Gerken pledged to release more data directly to prospective students and work with colleagues at top law schools to create a more transparent and easily compared data set.

U.S. Education Secretary Miguel Cardona was much more blunt at the same Harvard event: “It’s time to stop worshiping at the false altar of U.S. News and World Report,” Cardona said. “It's time to focus on what truly matters — delivering value and upward mobility.”

“It’s not enough to abandon a broken system,” said Cardona, a native of Meriden and the former Connecticut state commissioner of education. “The real work is building a better one for everyone.”

The federal Education Department has already created an alternative to commercial ranking schemes in its College Scorecard website, which allows students and parents to compare undergraduate and graduate schools and programs. Professional schools like law, medicine and business need to invest in a similar tool, Cardona said.

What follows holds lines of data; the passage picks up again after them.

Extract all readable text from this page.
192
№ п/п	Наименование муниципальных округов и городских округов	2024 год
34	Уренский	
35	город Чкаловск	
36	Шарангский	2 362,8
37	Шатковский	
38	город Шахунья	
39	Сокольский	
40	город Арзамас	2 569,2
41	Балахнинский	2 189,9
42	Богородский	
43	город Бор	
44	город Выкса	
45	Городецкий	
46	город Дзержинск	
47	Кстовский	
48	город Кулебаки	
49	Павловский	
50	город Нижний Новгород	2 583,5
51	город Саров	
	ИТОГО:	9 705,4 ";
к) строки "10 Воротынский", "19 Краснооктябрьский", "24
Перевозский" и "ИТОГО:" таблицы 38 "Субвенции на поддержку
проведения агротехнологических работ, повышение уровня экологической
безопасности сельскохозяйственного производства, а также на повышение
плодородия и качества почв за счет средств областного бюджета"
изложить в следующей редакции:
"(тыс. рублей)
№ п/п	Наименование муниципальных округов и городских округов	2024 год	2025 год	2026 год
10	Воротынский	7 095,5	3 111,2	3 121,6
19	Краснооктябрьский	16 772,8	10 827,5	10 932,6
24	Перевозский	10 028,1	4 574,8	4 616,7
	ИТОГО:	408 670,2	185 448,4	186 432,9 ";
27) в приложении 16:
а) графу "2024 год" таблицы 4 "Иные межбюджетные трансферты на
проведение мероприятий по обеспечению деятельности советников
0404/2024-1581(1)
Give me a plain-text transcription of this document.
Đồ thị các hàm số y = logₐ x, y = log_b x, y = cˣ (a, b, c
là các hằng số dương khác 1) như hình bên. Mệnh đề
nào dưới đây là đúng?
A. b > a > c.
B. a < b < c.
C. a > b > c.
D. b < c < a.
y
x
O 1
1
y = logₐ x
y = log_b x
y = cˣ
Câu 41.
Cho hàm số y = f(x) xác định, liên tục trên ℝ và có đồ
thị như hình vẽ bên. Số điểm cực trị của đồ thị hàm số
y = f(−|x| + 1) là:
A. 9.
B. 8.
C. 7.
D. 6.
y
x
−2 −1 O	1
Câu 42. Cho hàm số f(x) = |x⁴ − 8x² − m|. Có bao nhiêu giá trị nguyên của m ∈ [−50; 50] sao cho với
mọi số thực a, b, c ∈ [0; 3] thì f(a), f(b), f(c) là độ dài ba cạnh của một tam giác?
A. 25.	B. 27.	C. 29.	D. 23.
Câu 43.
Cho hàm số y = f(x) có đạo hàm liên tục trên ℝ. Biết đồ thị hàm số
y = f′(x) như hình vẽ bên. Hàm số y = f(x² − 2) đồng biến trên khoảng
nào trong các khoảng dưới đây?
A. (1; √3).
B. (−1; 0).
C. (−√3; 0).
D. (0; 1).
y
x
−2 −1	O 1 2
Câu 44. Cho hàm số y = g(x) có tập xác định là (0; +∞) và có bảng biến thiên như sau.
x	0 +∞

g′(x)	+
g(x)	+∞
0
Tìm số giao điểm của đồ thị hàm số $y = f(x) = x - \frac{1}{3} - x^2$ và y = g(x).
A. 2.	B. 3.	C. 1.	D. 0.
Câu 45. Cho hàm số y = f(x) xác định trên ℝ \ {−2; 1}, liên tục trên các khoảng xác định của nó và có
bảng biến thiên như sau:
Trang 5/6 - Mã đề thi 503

Diver said that the Yale-led revolt has the potential to at least lead to better and more accessible information on law schools for prospective students.

“What’s needed is a credible, not-for-profit program of collecting reasonably reliable data that can then make it possible to readily compare different schools,” Diver said. “Something that at least provides single-stop shopping for people who are interested in data about law schools.”